A hypothetical situation occurred to me regarding Devil’s Bargains.

A hypothetical situation occurred to me regarding Devil’s Bargains.

A hypothetical situation occurred to me regarding Devil’s Bargains.

Usually the main person affected by them is the person who gets the extra die. But occasionally they allow something to happen that affects other PCs.

Devil’s Bargains can’t be resisted usually.

But if another character wanted to resist the consequence from landing on them is that ok?

Or should those kinds of Devil’s Bargains not be made?

6 thoughts on “A hypothetical situation occurred to me regarding Devil’s Bargains.”

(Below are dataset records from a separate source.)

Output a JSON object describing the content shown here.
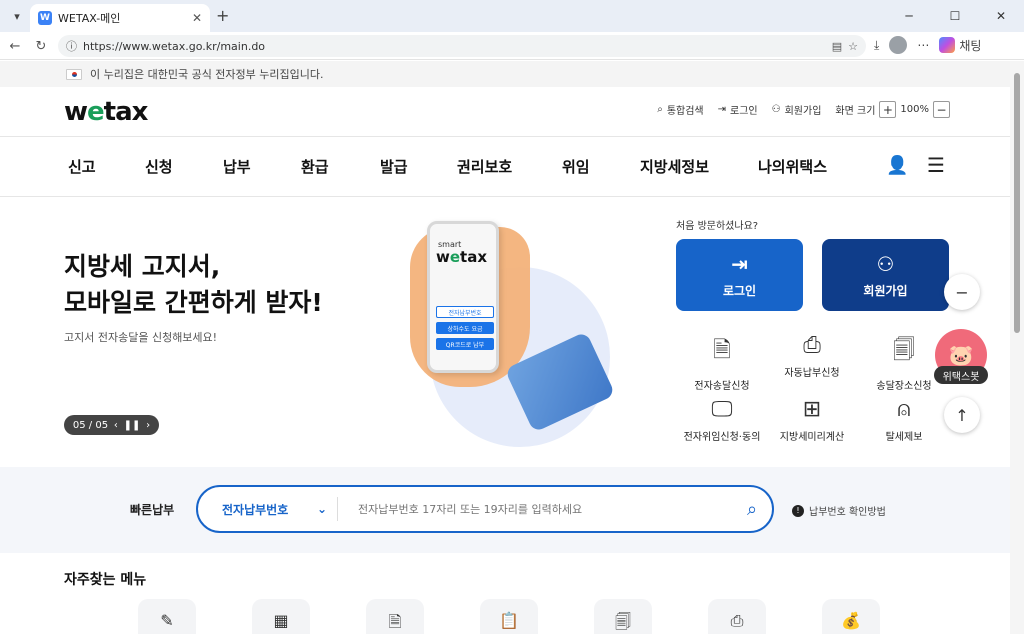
{
  "browser": {
    "tab_title": "WETAX-메인",
    "url": "https://www.wetax.go.kr/main.do",
    "copilot_label": "채팅"
  },
  "gov_banner": "이 누리집은 대한민국 공식 전자정부 누리집입니다.",
  "logo": {
    "pre": "w",
    "e": "e",
    "post": "tax"
  },
  "util": {
    "search": "통합검색",
    "login": "로그인",
    "join": "회원가입",
    "screen_size": "화면 크기",
    "zoom": "100%"
  },
  "gnb": [
    "신고",
    "신청",
    "납부",
    "환급",
    "발급",
    "권리보호",
    "위임",
    "지방세정보",
    "나의위택스"
  ],
  "hero": {
    "title_line1": "지방세 고지서,",
    "title_line2": "모바일로 간편하게 받자!",
    "subtitle": "고지서 전자송달을 신청해보세요!",
    "slide_counter": "05 / 05",
    "phone_smart": "smart",
    "phone_buttons": [
      "전자납부번호",
      "상하수도 요금",
      "QR코드로 납부"
    ]
  },
  "first_visit": "처음 방문하셨나요?",
  "big_buttons": {
    "login": "로그인",
    "join": "회원가입"
  },
  "services": [
    "전자송달신청",
    "자동납부신청",
    "송달장소신청",
    "전자위임신청·동의",
    "지방세미리계산",
    "탈세제보"
  ],
  "bot_label": "위택스봇",
  "quickpay": {
    "label": "빠른납부",
    "select": "전자납부번호",
    "placeholder": "전자납부번호 17자리 또는 19자리를 입력하세요",
    "help": "납부번호 확인방법"
  },
  "faq_title": "자주찾는 메뉴"
}
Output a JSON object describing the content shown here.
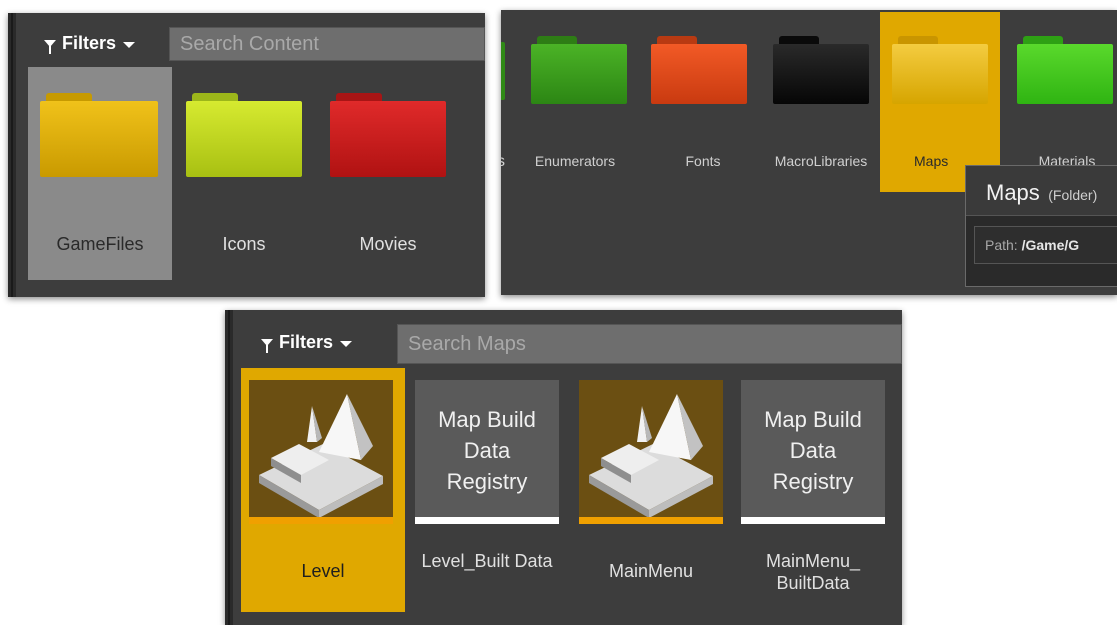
{
  "panel1": {
    "filters_label": "Filters",
    "search_placeholder": "Search Content",
    "folders": [
      {
        "label": "GameFiles",
        "color": "#d9a900",
        "selected": true
      },
      {
        "label": "Icons",
        "color": "#b7d01a",
        "selected": false
      },
      {
        "label": "Movies",
        "color": "#c41a1a",
        "selected": false
      }
    ]
  },
  "panel2": {
    "partial_label": "s",
    "folders": [
      {
        "label": "Enumerators",
        "color": "#3d9e1c"
      },
      {
        "label": "Fonts",
        "color": "#e04a1a"
      },
      {
        "label": "MacroLibraries",
        "color": "#111111"
      },
      {
        "label": "Maps",
        "color": "#e0a800",
        "selected": true
      },
      {
        "label": "Materials",
        "color": "#3fc21a"
      }
    ],
    "tooltip": {
      "title": "Maps",
      "type": "(Folder)",
      "path_label": "Path:",
      "path_value": "/Game/G"
    }
  },
  "panel3": {
    "filters_label": "Filters",
    "search_placeholder": "Search Maps",
    "assets": [
      {
        "label": "Level",
        "kind": "level",
        "selected": true
      },
      {
        "label": "Level_Built Data",
        "kind": "mbdr",
        "text": "Map Build Data Registry"
      },
      {
        "label": "MainMenu",
        "kind": "level",
        "selected": false
      },
      {
        "label": "MainMenu_ BuiltData",
        "kind": "mbdr",
        "text": "Map Build Data Registry"
      }
    ]
  },
  "colors": {
    "panel_bg": "#3d3d3d",
    "selection_gold": "#e0a800",
    "level_bar": "#f0a000",
    "search_bg": "#6e6e6e"
  }
}
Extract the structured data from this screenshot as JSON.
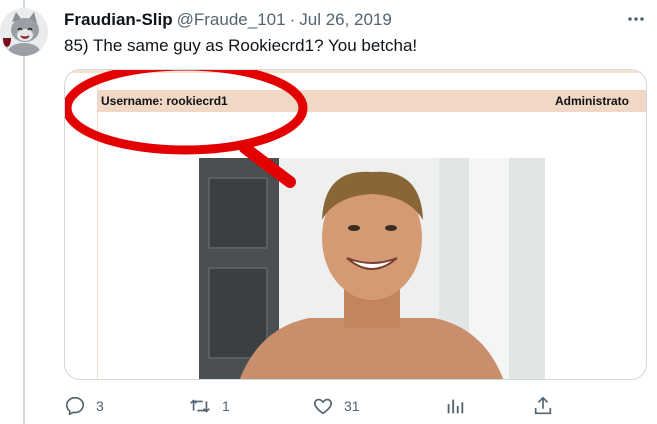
{
  "tweet": {
    "display_name": "Fraudian-Slip",
    "handle": "@Fraude_101",
    "separator": "·",
    "date": "Jul 26, 2019",
    "text": "85) The same guy as Rookiecrd1? You betcha!"
  },
  "media": {
    "document": {
      "username_label": "Username: rookiecrd1",
      "role_label": "Administrato"
    },
    "highlight_color": "#e30000",
    "header_bar_color": "#f0d7c6"
  },
  "actions": {
    "replies": "3",
    "retweets": "1",
    "likes": "31"
  },
  "icons": {
    "reply": "reply-icon",
    "retweet": "retweet-icon",
    "like": "heart-icon",
    "views": "analytics-icon",
    "share": "share-icon",
    "more": "more-dots-icon"
  }
}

  1. Devils bargains create unresistable consequences. If it affects another player they cannot resist, otherwise the player just got a free dice for not consequence

  2. I’ve allowed some Friendly Fire Devil’s Bargains like this is my game, when it makes sense. Typically I tailor the level of resistibility depending on what the bargain is.

    For example the Whisper in my group was being swarmed by ghosts and the Hound decided to use sharpshooter to get them off using his electroplasm ammo. He took the bargain to hit the Whisper and I allowed the Whisper to resist.

    In situations like this I don’t think Its “no consequence” as even if they take no damage there are resources spent. Furthermore I think it helps create conflict and produce good roleplay experiences.

    Meanwhile if a Spider and a Slide were working together to make a rough and tumble Cutter fit in at a high class party though Disguise and teaching, as well as setting up a false identity, any roll could have “Good or bad, he will make a huge impression” as a good Devil’s Bargain that would not be resistible. Either as a result of hyping up his false identity too much or going a bit over the top with the newest trends.

  3. Antimatter I would never allow a devils bargain that only affected another player. so there would still be consequences.

    Also the fact that that the character did something to jeopordize another pc and forced them to use resources, is a consequence.

  4. Bloodletters had a player resist another player’s Bargain being accepted. It negated the badness but also the bonus dice.

    It’s a way of handling it that I liked as a baseline. Like many rules it may change with context and a different table negotiation.

  5. RPG Dante I think that’s really the best compromise. Leave it on the table to have the Bargain affect another person, because that adds some really fantastic narrative options, but the entire package is on the victim to accept or reject, just like if it were going to the actual player taking the action.

    OTOH, this raises the question of how you/we feel about “other player’s choices affecting my PC” in general, in a game like this. Many sessions ago, our group’s Hound critically wounded my Lurk by shooting into my melee. I was absolutely fine with the outcome (and it created great story), but given how little control I would have reasonably had over that situation, I don’t know that it would have made sense for me to “refuse friendly fire.”

    In traditional games like D&D, consent isn’t even an issue in this specific situation, but I wonder how important it is to this.